Pour son premier roman, "Les Conditions idéales", Mokhtar Amoudi suit le parcours de Skander, jeune garçon vivant en famille d'accueil, dont le destin va basculer à l'occasion d'un nouveau placement. Brillant élève, son parcours va le mener du côté dangereux des petits trafics de cité. De quel côté s'orientera la boussole morale du jeune Skander? C'est tout l'enjeu de ce récit d'apprentissage épique et déstabilisant.
Dans sa vie de jeune garçon, Skander a deux boussoles : l'Aide sociale à l'enfance (ASE) et le dictionnaire. L'une le place de famille d'accueil en famille d'accueil, l'autre lui ouvre une porte vers les mots et un puits de connaissance. Si les deux semblent là pour le protéger, sa vie s'installe pourtant dans un équilibre précaire, semblant toujours sur le point de basculer du côté obscure. Celui de l'illégalité et des petits trafics de drogue. À moins que son humour et sa vivacité d'esprit ne le sauvent une nouvelle fois d'un mauvais pas. Tout au long de ce roman, le lecteur ne saura jamais tout à fait la voie que le jeune Skander choisira. Et, c'est tant mieux. Cette hésitation installe une tension narrative qui porte le lecteur et l'invite à suivre l'épopée du jeune homme.
Mokhtar Amoudi a puisé dans sa propre vie l'histoire de Skandar. Lui aussi a été placé en famille d'accueil et a grandi accompagné par l'Aide sociale à l'enfance. Mais Les Conditions idéales (Gallimard) est bel et bien un roman, "plus qu’un témoignage, car ça donne plus de liberté", confie le romancier. "Le roman permettait de faire cela, de faire passer une sensation au lecteur", ajoute-t-il.
Son roman est l'une des réussites de la dernière rentrée littéraire, l'une des voix nouvelles qui pourrait séduire les lycéens appelés à choisir un roman pour leur Renaudot, remis à Loudun le 14 novembre prochain.
Rencontre avec Mokhtar Amoudi
Les Conditions idéales (Gallimard) est un premier roman.
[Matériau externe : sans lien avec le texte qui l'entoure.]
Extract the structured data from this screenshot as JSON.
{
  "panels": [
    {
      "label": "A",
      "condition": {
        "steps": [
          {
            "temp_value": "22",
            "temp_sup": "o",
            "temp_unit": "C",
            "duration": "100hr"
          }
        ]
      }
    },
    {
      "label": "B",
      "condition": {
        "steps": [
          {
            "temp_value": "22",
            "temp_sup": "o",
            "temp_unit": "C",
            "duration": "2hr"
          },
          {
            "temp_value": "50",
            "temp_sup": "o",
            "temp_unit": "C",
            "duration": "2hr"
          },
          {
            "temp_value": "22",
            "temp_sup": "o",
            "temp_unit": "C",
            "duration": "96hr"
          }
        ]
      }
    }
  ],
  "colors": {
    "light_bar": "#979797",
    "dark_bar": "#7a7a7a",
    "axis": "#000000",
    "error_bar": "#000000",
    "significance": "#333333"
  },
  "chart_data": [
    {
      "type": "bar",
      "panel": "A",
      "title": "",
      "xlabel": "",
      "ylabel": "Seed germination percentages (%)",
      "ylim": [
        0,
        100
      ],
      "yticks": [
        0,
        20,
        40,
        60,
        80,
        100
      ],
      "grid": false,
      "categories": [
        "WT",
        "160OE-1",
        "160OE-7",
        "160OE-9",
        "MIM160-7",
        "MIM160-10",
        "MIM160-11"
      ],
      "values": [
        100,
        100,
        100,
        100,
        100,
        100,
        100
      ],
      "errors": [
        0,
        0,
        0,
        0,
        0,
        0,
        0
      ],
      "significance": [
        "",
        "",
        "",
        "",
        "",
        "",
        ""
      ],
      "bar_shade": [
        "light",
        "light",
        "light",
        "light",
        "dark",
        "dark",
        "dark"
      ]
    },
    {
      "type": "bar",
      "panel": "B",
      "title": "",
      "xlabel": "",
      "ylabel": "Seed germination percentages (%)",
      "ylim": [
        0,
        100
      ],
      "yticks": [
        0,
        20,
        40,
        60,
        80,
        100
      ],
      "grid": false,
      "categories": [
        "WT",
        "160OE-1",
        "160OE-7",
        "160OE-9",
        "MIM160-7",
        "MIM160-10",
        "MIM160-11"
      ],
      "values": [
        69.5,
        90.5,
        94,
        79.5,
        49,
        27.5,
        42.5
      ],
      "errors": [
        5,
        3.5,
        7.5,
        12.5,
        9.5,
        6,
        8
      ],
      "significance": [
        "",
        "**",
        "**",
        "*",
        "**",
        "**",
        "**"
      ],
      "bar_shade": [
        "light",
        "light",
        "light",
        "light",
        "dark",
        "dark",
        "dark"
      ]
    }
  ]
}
Quelle est la part autobiographique de ce roman ?
Mokhtar Amoudi : "J’ai été cet enfant de l’ASE. J’ai connu ces banlieues assez dures. Il y a des personnages qui sont inspirés de ce que j’ai pu connaitre. Des dialogues que j’ai connus. Mais c’est un vrai roman, plus qu’un témoignage, car ça donne plus de liberté. Mon ambition de romancier était de faire quelque chose qui ressemble à un roman d’apprentissage. Je tenais à faire déployer des personnages sur 10 ans, y a des voyages, des chutes, des renaissances. Le roman permettait de faire cela, de faire passer une sensation au lecteur. C’est moi qui suis devenu Skander à la fin, je suis devenu le personnage. Skander, ce n’est pas moi, mais il a tout de moi. Il est autonomisé. Je voulais l’autonomiser. Ça vient de mes lectures…"
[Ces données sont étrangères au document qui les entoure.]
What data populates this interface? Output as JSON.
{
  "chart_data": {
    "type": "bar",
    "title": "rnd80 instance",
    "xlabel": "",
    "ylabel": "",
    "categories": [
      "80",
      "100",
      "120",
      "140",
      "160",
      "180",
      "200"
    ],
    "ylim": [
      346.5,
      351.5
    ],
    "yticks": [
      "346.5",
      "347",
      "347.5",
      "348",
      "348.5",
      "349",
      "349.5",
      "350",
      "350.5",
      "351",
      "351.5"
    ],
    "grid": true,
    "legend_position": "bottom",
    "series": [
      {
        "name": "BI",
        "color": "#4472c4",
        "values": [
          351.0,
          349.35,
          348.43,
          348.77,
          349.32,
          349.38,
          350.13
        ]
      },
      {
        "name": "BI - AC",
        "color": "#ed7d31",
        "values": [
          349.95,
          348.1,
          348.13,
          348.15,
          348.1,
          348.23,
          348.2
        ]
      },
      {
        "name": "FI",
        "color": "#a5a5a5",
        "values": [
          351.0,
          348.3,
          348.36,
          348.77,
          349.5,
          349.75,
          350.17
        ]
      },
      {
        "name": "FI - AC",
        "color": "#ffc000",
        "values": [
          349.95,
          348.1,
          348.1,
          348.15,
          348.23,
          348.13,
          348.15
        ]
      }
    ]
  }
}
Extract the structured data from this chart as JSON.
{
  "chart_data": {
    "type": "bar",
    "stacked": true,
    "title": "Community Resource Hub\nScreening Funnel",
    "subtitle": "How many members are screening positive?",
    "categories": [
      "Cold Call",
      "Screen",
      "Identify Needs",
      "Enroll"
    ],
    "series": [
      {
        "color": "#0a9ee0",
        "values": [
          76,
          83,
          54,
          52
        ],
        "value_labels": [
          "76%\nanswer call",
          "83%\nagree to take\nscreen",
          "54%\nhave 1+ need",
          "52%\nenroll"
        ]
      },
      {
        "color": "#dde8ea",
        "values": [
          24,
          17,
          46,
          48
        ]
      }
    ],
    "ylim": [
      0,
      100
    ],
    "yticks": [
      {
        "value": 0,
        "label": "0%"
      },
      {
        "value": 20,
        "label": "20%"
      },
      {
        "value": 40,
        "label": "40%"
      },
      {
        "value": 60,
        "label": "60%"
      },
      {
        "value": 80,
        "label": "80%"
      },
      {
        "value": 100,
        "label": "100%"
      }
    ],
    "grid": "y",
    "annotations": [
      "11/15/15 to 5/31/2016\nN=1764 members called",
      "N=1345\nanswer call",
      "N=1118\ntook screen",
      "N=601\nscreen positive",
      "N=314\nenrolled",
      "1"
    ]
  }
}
Vos lectures ? Lesquelles ?
Mokhtar Amoudi : "Il y a La Vie devant soi de Romain Gary. Martin Eden (de Jack London) aussi. Des romans avec un personnage central qui va se déployer sur des années et évoluer. Ce sont des romans qui m’ont influencé. Je n’ai pas de problème à convoquer des romanciers comme eux... On a tous des romanciers préférés."
Ce qui résonne, ce sont ses réactions assez simples, parfois décalées même, et il fallait respecter le fait que l’enfant ne soit pas un adulte, qu’il envisage la vie comme une découverte. C’est vraiment la découverte de la vie par Skander qui donne ce ton, qui en fait une sorte d’éponge qui enregistre et découvre beaucoup de choses.
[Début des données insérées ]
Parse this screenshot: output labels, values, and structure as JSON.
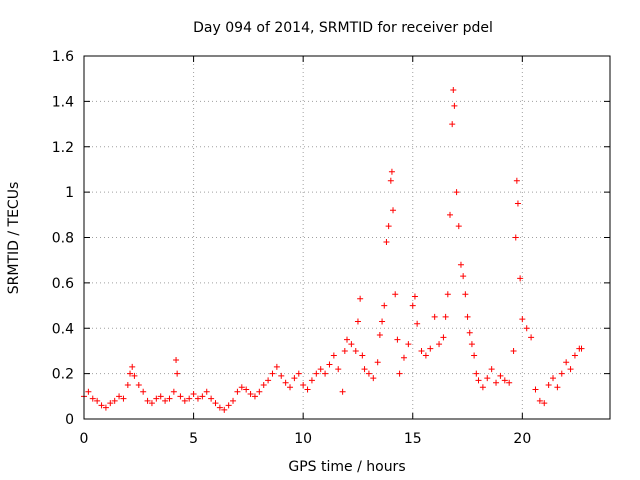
{
  "chart_data": {
    "type": "scatter",
    "title": "Day 094 of 2014, SRMTID for receiver pdel",
    "xlabel": "GPS time / hours",
    "ylabel": "SRMTID / TECUs",
    "xlim": [
      0,
      24
    ],
    "ylim": [
      0,
      1.6
    ],
    "grid": true,
    "marker": "+",
    "color": "#ff0000",
    "xticks": [
      0,
      5,
      10,
      15,
      20
    ],
    "xtick_labels": [
      "0",
      "5",
      "10",
      "15",
      "20"
    ],
    "yticks": [
      0,
      0.2,
      0.4,
      0.6,
      0.8,
      1,
      1.2,
      1.4,
      1.6
    ],
    "ytick_labels": [
      "0",
      "0.2",
      "0.4",
      "0.6",
      "0.8",
      "1",
      "1.2",
      "1.4",
      "1.6"
    ],
    "series": [
      {
        "name": "SRMTID",
        "points": [
          [
            0.0,
            0.1
          ],
          [
            0.2,
            0.12
          ],
          [
            0.4,
            0.09
          ],
          [
            0.6,
            0.08
          ],
          [
            0.8,
            0.06
          ],
          [
            1.0,
            0.05
          ],
          [
            1.2,
            0.07
          ],
          [
            1.4,
            0.08
          ],
          [
            1.6,
            0.1
          ],
          [
            1.8,
            0.09
          ],
          [
            2.0,
            0.15
          ],
          [
            2.1,
            0.2
          ],
          [
            2.2,
            0.23
          ],
          [
            2.3,
            0.19
          ],
          [
            2.5,
            0.15
          ],
          [
            2.7,
            0.12
          ],
          [
            2.9,
            0.08
          ],
          [
            3.1,
            0.07
          ],
          [
            3.3,
            0.09
          ],
          [
            3.5,
            0.1
          ],
          [
            3.7,
            0.08
          ],
          [
            3.9,
            0.09
          ],
          [
            4.1,
            0.12
          ],
          [
            4.2,
            0.26
          ],
          [
            4.25,
            0.2
          ],
          [
            4.4,
            0.1
          ],
          [
            4.6,
            0.08
          ],
          [
            4.8,
            0.09
          ],
          [
            5.0,
            0.11
          ],
          [
            5.2,
            0.09
          ],
          [
            5.4,
            0.1
          ],
          [
            5.6,
            0.12
          ],
          [
            5.8,
            0.09
          ],
          [
            6.0,
            0.07
          ],
          [
            6.2,
            0.05
          ],
          [
            6.4,
            0.04
          ],
          [
            6.6,
            0.06
          ],
          [
            6.8,
            0.08
          ],
          [
            7.0,
            0.12
          ],
          [
            7.2,
            0.14
          ],
          [
            7.4,
            0.13
          ],
          [
            7.6,
            0.11
          ],
          [
            7.8,
            0.1
          ],
          [
            8.0,
            0.12
          ],
          [
            8.2,
            0.15
          ],
          [
            8.4,
            0.17
          ],
          [
            8.6,
            0.2
          ],
          [
            8.8,
            0.23
          ],
          [
            9.0,
            0.19
          ],
          [
            9.2,
            0.16
          ],
          [
            9.4,
            0.14
          ],
          [
            9.6,
            0.18
          ],
          [
            9.8,
            0.2
          ],
          [
            10.0,
            0.15
          ],
          [
            10.2,
            0.13
          ],
          [
            10.4,
            0.17
          ],
          [
            10.6,
            0.2
          ],
          [
            10.8,
            0.22
          ],
          [
            11.0,
            0.2
          ],
          [
            11.2,
            0.24
          ],
          [
            11.4,
            0.28
          ],
          [
            11.6,
            0.22
          ],
          [
            11.8,
            0.12
          ],
          [
            11.9,
            0.3
          ],
          [
            12.0,
            0.35
          ],
          [
            12.2,
            0.33
          ],
          [
            12.4,
            0.3
          ],
          [
            12.5,
            0.43
          ],
          [
            12.6,
            0.53
          ],
          [
            12.7,
            0.28
          ],
          [
            12.8,
            0.22
          ],
          [
            13.0,
            0.2
          ],
          [
            13.2,
            0.18
          ],
          [
            13.4,
            0.25
          ],
          [
            13.5,
            0.37
          ],
          [
            13.6,
            0.43
          ],
          [
            13.7,
            0.5
          ],
          [
            13.8,
            0.78
          ],
          [
            13.9,
            0.85
          ],
          [
            14.0,
            1.05
          ],
          [
            14.05,
            1.09
          ],
          [
            14.1,
            0.92
          ],
          [
            14.2,
            0.55
          ],
          [
            14.3,
            0.35
          ],
          [
            14.4,
            0.2
          ],
          [
            14.6,
            0.27
          ],
          [
            14.8,
            0.33
          ],
          [
            15.0,
            0.5
          ],
          [
            15.1,
            0.54
          ],
          [
            15.2,
            0.42
          ],
          [
            15.4,
            0.3
          ],
          [
            15.6,
            0.28
          ],
          [
            15.8,
            0.31
          ],
          [
            16.0,
            0.45
          ],
          [
            16.2,
            0.33
          ],
          [
            16.4,
            0.36
          ],
          [
            16.5,
            0.45
          ],
          [
            16.6,
            0.55
          ],
          [
            16.7,
            0.9
          ],
          [
            16.8,
            1.3
          ],
          [
            16.85,
            1.45
          ],
          [
            16.9,
            1.38
          ],
          [
            17.0,
            1.0
          ],
          [
            17.1,
            0.85
          ],
          [
            17.2,
            0.68
          ],
          [
            17.3,
            0.63
          ],
          [
            17.4,
            0.55
          ],
          [
            17.5,
            0.45
          ],
          [
            17.6,
            0.38
          ],
          [
            17.7,
            0.33
          ],
          [
            17.8,
            0.28
          ],
          [
            17.9,
            0.2
          ],
          [
            18.0,
            0.17
          ],
          [
            18.2,
            0.14
          ],
          [
            18.4,
            0.18
          ],
          [
            18.6,
            0.22
          ],
          [
            18.8,
            0.16
          ],
          [
            19.0,
            0.19
          ],
          [
            19.2,
            0.17
          ],
          [
            19.4,
            0.16
          ],
          [
            19.6,
            0.3
          ],
          [
            19.7,
            0.8
          ],
          [
            19.75,
            1.05
          ],
          [
            19.8,
            0.95
          ],
          [
            19.9,
            0.62
          ],
          [
            20.0,
            0.44
          ],
          [
            20.2,
            0.4
          ],
          [
            20.4,
            0.36
          ],
          [
            20.6,
            0.13
          ],
          [
            20.8,
            0.08
          ],
          [
            21.0,
            0.07
          ],
          [
            21.2,
            0.15
          ],
          [
            21.4,
            0.18
          ],
          [
            21.6,
            0.14
          ],
          [
            21.8,
            0.2
          ],
          [
            22.0,
            0.25
          ],
          [
            22.2,
            0.22
          ],
          [
            22.4,
            0.28
          ],
          [
            22.6,
            0.31
          ],
          [
            22.7,
            0.31
          ]
        ]
      }
    ]
  }
}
Mokhtar AmoudiRomancier, en lice pour le prix Renaudot des lycéens
Parlez-nous de la voix de votre narrateur. Vous avez fait le choix d’une voix d’enfant, puis de pré-adolescent, pour quelles raisons ?
Mokhtar Amoudi : "Dans la mesure où je faisais un roman à la première personne, il était essentiel d’adapter le ton du roman, au texte, en fonction de l’âge du narrateur, en faire un narrateur omniscient qui soit un enfant. Ce qui résonne, ce sont ses réactions assez simples, parfois décalées même, et il fallait respecter le fait que l’enfant ne soit pas un adulte, qu’il envisage la vie comme une découverte. C’est vraiment la découverte de la vie par Skander qui donne ce ton, qui en fait une sorte d’éponge qui enregistre et découvre beaucoup de choses. Et le ton, je l’ai adapté au fur et mesure qu’il grandit."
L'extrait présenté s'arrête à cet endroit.